In eighteenth and nineteenth-century Louisiana, changing governments, immigration patterns, and dislocation of Native Americans wrought change and growth. Despite these outside forces, women were expected to operate and control their household space, and provide comfort and nurture to their families.

Regardless of class or ethnicity, Louisiana women were bound by the common ties of domesticity. In a remarkable interchange of household and family responsibilities, planters’ wives were linked with female slaves in a chain of tasks. One nineteenth-century female owner described the tasks of various female slaves who cooked, nursed children, raised chickens, spun and wove fabric, churned, fed cattle, laundered, housecleaned, and worked in the vegetable garden. In turn, the mistress assisted slave mothers in childbirth, cared for these infants, nursed servants and their children in her home, and sewed clothing and other household textiles for their families.

On small farms, along with their household chores, women often milked, raised chickens, and sold eggs as a means of income. They also spun, wove, and made clothing and household textiles, or supervised servants in this task.

Louisiana women upheld the traditions and customs of their ethnic heritage and transmitted cultural values. They preserved religious faith. In remote locations with no priests or ministers, they sometimes baptized babies and provided the only religious instruction to their children. They were the dominant force in the home.



Louisiana Furniture
Simplicity distinguishes most early Southern furniture. In Louisiana, the preference was for furnishings with simple, pure lines and sturdy construction, but with a decided French flavor. Over time, the diverse tastes of immigrants arriving from France, Eastern Canada, or the French West Indies became evident in Louisiana furniture.
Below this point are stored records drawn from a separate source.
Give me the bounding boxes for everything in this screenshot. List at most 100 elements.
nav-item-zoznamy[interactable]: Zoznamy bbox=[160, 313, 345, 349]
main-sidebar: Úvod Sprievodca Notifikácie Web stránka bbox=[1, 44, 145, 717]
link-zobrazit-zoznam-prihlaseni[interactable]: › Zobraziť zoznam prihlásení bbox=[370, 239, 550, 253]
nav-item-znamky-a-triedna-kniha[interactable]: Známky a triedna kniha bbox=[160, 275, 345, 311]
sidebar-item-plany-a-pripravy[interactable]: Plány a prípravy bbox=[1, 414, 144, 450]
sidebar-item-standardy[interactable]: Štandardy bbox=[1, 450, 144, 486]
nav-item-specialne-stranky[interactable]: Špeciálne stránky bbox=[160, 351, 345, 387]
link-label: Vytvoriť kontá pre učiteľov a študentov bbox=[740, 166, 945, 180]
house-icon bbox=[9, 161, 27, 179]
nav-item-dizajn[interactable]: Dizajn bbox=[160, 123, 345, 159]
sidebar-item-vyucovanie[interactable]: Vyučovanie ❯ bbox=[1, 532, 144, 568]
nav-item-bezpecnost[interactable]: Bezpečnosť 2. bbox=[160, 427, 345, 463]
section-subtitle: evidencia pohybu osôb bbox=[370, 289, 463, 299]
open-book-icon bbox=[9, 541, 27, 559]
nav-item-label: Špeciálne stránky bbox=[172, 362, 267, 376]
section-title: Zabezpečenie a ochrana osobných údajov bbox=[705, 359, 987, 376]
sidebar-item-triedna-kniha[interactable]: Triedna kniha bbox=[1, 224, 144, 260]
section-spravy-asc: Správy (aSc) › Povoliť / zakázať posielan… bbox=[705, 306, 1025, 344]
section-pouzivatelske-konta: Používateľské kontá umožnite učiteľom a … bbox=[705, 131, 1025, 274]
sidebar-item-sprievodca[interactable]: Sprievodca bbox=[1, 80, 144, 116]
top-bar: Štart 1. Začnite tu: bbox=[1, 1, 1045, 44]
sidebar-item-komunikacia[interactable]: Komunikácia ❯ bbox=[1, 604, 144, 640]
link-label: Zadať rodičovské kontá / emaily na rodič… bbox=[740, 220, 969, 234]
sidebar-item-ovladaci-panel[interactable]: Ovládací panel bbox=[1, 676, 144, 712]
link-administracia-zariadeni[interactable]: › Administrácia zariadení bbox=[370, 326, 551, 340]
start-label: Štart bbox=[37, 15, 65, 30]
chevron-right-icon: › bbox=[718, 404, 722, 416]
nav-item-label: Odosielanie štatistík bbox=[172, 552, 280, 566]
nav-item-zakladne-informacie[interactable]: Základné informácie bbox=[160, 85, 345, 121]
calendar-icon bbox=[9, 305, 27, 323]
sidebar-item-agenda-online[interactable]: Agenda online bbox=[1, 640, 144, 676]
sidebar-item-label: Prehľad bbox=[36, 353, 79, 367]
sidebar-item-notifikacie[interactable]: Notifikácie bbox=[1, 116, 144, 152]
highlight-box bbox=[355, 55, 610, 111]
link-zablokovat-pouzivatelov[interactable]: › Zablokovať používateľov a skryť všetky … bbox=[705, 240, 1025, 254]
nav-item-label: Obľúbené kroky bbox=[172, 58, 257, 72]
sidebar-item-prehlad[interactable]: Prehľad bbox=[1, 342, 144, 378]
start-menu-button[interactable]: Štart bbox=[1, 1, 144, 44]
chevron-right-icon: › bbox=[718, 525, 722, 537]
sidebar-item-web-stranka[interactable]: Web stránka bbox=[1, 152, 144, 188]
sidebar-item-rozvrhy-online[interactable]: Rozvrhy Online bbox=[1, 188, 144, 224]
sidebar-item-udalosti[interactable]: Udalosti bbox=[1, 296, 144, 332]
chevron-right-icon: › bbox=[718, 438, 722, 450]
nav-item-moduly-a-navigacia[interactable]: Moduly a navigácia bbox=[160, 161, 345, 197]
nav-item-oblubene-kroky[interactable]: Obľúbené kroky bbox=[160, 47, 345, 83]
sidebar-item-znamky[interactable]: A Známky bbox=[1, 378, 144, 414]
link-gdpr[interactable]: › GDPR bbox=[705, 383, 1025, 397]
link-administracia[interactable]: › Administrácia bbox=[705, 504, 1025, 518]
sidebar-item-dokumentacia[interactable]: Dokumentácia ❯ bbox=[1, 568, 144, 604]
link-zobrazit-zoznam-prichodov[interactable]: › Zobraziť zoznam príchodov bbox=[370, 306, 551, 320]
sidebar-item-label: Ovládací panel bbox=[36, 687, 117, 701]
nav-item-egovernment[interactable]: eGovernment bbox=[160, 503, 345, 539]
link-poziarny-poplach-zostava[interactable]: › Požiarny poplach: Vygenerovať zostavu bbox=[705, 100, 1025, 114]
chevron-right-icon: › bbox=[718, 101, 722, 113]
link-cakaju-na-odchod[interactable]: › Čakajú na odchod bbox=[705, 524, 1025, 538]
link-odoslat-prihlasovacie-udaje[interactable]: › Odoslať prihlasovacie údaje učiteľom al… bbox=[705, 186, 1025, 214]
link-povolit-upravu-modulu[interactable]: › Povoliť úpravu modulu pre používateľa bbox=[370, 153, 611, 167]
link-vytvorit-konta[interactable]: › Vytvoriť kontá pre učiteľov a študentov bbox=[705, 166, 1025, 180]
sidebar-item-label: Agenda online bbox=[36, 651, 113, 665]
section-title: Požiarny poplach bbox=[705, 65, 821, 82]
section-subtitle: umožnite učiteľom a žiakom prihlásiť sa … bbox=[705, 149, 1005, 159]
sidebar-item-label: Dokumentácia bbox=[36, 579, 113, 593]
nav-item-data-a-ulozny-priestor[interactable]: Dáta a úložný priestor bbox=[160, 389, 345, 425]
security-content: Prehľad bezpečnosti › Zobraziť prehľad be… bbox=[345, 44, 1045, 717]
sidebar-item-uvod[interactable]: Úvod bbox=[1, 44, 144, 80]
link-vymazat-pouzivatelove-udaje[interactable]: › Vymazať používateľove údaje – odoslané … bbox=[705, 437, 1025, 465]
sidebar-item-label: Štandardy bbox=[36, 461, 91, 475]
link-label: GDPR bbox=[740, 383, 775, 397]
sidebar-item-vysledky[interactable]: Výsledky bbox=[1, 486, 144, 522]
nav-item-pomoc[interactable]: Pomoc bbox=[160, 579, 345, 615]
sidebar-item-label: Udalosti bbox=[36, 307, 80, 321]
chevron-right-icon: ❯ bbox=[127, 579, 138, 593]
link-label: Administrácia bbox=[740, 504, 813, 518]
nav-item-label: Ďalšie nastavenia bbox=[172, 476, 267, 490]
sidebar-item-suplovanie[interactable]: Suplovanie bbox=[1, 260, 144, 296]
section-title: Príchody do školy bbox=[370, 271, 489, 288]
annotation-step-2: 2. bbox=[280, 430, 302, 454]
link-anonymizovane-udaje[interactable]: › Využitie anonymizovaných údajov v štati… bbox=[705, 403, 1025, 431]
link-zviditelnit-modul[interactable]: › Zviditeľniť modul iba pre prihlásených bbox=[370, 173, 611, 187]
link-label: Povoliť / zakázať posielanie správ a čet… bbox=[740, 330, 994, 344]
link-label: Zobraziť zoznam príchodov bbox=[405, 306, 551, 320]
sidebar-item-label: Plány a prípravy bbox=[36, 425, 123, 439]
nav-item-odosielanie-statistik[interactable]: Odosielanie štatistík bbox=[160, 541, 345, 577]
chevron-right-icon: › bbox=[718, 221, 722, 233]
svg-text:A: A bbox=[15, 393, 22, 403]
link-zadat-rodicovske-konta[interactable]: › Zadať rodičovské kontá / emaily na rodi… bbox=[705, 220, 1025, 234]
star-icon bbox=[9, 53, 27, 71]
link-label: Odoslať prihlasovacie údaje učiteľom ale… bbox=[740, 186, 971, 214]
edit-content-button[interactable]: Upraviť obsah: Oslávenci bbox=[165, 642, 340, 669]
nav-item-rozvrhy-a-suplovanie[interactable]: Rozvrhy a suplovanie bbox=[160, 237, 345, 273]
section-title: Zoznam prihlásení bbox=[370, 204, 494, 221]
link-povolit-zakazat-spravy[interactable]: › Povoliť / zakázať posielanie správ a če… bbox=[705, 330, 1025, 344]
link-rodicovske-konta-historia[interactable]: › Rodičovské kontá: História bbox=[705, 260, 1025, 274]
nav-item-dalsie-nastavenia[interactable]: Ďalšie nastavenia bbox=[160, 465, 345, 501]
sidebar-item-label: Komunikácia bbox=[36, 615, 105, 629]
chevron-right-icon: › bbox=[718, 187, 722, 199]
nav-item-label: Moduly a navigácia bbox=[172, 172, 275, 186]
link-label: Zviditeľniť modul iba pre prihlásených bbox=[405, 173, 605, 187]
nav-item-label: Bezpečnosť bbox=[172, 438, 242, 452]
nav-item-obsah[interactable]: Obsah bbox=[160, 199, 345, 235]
Many French cabinetmakers worked in Louisiana. In New Orleans and other urban areas, cabinetmakers also imported and sold French furniture in their shops. Farmers, planters, free blacks, or slaves who were skilled carpenters also constructed furniture or supervised others. Identical furniture forms might be constructed in native woods of cypress, walnut and cherry, or imported mahogany and rosewood.

Furniture, when interpreted in terms of domesticity, provides glimpses of a woman’s domain. Here the mahogany chairs and sofa suggest public space for entertaining, visiting, and displaying one’s good taste in a hospitable manner.

As more girls received formal needlework instruction in school, cabinetmakers fashioned the work table as specialized women’s furniture. In this gallery, one accompanies an armoire which provided safe storage for linens and clothing sewed, marked, laundered, and cared for by women. The cradle, desk, and prie-dieu recall the responsibilities of motherhood, the constancy of child care, and the earliest instructions of childhood.

Finally, the draped bed represents marriage, childbirth, illness, repose, and the grief of the death-bed. From an era of epidemics and untreatable disease, it stands as a reminder of life’s transience.